Rapid Reaction: Analysts weigh in on MedMen’s financials, issues

After the markets closed, Los Angeles-based MedMen reported revenue of $29.9 million and a net loss of $64.6 million for its fiscal second quarter ended Dec. 29. The company has been mired in a host of negative headlines, but in a call with analysts today to discuss the latest results, company executives noted some missteps and vowed to make changes going forward.

Here are key takeaways Investor Intelligence subscribers should know:

  • Analysts were encouraged by the company’s decision to freeze its SG&A budget (Selling, General and Administrative Expenses). The decision to do so was made a couple of weeks ago, CFO Michael Kramer said on the investor call after the release of the Q2 2019 earnings.
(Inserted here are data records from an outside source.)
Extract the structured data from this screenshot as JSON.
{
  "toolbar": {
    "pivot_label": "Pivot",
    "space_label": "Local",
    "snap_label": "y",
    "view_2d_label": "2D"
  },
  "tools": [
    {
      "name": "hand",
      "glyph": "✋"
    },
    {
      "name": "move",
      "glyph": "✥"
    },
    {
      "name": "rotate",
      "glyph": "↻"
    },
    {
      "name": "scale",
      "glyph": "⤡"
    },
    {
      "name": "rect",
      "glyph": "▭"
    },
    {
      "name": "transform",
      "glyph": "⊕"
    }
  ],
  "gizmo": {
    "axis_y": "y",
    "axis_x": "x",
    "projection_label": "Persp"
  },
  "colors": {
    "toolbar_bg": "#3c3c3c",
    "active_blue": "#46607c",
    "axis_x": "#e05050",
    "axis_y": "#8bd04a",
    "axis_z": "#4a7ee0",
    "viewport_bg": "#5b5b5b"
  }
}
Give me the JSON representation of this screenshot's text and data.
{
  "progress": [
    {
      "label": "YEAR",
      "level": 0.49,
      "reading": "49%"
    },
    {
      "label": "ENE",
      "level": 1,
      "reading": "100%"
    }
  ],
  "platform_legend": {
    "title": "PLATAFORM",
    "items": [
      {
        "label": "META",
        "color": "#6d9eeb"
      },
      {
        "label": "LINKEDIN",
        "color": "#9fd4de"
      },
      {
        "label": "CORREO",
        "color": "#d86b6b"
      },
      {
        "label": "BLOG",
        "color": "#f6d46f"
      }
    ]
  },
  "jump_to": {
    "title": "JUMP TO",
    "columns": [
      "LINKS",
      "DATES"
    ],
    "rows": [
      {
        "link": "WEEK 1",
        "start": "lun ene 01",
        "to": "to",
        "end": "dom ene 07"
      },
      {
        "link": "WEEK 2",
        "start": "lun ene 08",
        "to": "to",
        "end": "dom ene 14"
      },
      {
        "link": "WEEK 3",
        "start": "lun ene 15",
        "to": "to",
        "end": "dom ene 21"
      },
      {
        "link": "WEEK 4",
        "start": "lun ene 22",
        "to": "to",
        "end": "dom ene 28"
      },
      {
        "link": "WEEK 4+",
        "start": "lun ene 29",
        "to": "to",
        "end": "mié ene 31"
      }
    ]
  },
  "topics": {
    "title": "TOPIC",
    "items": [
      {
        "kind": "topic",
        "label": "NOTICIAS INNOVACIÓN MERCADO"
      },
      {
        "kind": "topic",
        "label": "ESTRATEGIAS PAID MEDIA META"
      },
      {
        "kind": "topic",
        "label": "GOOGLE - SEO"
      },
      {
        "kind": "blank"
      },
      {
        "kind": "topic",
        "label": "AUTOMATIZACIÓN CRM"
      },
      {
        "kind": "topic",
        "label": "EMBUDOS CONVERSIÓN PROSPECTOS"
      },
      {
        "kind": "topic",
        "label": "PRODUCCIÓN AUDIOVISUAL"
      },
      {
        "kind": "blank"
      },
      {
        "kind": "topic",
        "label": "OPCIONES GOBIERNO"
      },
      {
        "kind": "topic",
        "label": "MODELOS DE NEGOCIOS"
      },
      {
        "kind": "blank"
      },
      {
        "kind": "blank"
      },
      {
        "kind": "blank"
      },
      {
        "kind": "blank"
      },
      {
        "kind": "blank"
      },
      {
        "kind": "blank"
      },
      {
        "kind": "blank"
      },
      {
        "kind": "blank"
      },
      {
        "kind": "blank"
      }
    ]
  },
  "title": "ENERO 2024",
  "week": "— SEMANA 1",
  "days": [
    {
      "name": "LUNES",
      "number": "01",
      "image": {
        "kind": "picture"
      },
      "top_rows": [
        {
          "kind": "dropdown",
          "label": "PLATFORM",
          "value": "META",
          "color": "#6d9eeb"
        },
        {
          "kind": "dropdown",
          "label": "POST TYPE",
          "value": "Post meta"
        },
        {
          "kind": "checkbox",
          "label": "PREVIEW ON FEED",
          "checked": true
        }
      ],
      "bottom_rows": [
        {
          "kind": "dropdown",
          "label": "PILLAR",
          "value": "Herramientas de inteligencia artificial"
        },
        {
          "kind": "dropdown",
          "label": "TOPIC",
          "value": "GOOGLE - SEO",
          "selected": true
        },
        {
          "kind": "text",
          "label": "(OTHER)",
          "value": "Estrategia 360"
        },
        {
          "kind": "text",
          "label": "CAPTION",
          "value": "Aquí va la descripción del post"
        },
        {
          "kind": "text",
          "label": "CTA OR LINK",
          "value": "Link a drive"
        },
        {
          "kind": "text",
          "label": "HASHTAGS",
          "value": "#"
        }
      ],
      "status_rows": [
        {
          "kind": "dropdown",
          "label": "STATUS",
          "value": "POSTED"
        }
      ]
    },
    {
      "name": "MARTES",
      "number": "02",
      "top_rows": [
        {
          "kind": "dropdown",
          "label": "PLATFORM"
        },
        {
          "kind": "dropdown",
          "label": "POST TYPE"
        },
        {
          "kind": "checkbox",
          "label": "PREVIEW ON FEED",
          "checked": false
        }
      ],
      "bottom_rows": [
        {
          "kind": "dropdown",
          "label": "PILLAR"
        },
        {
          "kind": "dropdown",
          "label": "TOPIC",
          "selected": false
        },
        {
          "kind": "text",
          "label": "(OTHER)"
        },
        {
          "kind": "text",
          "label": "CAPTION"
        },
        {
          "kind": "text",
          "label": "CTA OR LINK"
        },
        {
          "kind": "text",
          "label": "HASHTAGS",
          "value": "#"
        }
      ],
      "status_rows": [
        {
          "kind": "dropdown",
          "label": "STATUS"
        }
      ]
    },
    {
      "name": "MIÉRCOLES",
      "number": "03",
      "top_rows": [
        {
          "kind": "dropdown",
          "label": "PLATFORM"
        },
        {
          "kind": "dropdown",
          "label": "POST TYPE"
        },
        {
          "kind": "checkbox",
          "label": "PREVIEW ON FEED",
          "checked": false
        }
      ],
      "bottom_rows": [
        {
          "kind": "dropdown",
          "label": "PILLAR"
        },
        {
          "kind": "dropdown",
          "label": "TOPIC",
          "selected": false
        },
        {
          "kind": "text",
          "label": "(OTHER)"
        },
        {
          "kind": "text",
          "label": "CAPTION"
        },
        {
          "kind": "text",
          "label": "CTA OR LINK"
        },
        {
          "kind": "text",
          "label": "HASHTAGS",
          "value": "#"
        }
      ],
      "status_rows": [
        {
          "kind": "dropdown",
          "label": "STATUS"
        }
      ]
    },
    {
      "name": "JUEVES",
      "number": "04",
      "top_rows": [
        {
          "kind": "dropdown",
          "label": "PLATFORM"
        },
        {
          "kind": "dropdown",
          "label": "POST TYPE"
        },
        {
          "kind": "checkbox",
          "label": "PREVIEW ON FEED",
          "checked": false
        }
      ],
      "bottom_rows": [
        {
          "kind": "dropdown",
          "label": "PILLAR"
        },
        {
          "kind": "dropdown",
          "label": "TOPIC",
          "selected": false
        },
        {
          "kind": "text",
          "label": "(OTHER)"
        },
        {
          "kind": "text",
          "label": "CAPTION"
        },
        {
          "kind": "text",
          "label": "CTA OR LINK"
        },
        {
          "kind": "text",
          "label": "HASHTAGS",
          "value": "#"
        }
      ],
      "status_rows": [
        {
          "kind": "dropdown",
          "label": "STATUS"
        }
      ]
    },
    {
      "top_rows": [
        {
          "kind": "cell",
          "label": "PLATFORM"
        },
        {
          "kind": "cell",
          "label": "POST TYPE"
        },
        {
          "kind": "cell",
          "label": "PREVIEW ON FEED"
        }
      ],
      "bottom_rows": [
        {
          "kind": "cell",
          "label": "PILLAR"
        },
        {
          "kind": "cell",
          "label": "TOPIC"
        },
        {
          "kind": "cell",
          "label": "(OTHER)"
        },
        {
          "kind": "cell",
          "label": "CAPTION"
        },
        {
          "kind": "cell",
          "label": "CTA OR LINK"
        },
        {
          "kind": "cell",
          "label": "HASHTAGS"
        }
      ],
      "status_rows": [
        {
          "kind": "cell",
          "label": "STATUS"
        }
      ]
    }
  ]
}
Analyst take: “(Executives) offered explicit recognition that they need to be more rational with expenses,” said Paul Penney, of Northland Capital Markets. “This is top of mind for a lot of investors. The new CFO has a lot of public market experience, and they’re putting an executive team in place that is a real comfort point for those who thought SG&A was out of control.”

  • Adam Bierman, CEO, said the company had not done enough to “own our own narrative,” and this was reflected in a stock price that Kramer described as trading at a “significant discount to its peers.” Analysts had previously noted that the company seemed to be in good financial shape, but the controversies could damage the corporation overall.

Analyst take: Jesse Pytlak, of Cormark Securities, told Investor Intelligence that the expenses and “corporate governance” issues had combined to keep MedMen’s share price down. Penney agreed the ongoing lawsuit issues had helped depress the stock price: “The company is going to have growth pains, and those pains unfortunately are going to be very visible because they’re a public company,” he wrote in a report last weekend in the Los Angeles Times.

  • MedMen expects to open 12 new Florida retail stores in 2019, with four slated to launch in the next 90 days. The company’s Eustace, Florida, cultivation location will be able to supply the new stores, Bierman said. MedMen will be able to save approximately $150 million in capital expenditure costs through its partnership with Treehouse Real Estate Investment Trust, Kramer said. MedMen completed the sale of three retail and growing properties to Treehouse on Feb. 7. Gross margins were also seen as a solid performance at 53%.

Analyst take: “These guys are going to continue to drive up margins at the store level given their best-in-class real estate and licenses in recreational markets,” Penney said.

Bottom line:

MedMen is on the right track financially, and the steps announced in today’s investor call could go a long way toward alleviating concerns among investors – so long as the company follows through on its promises.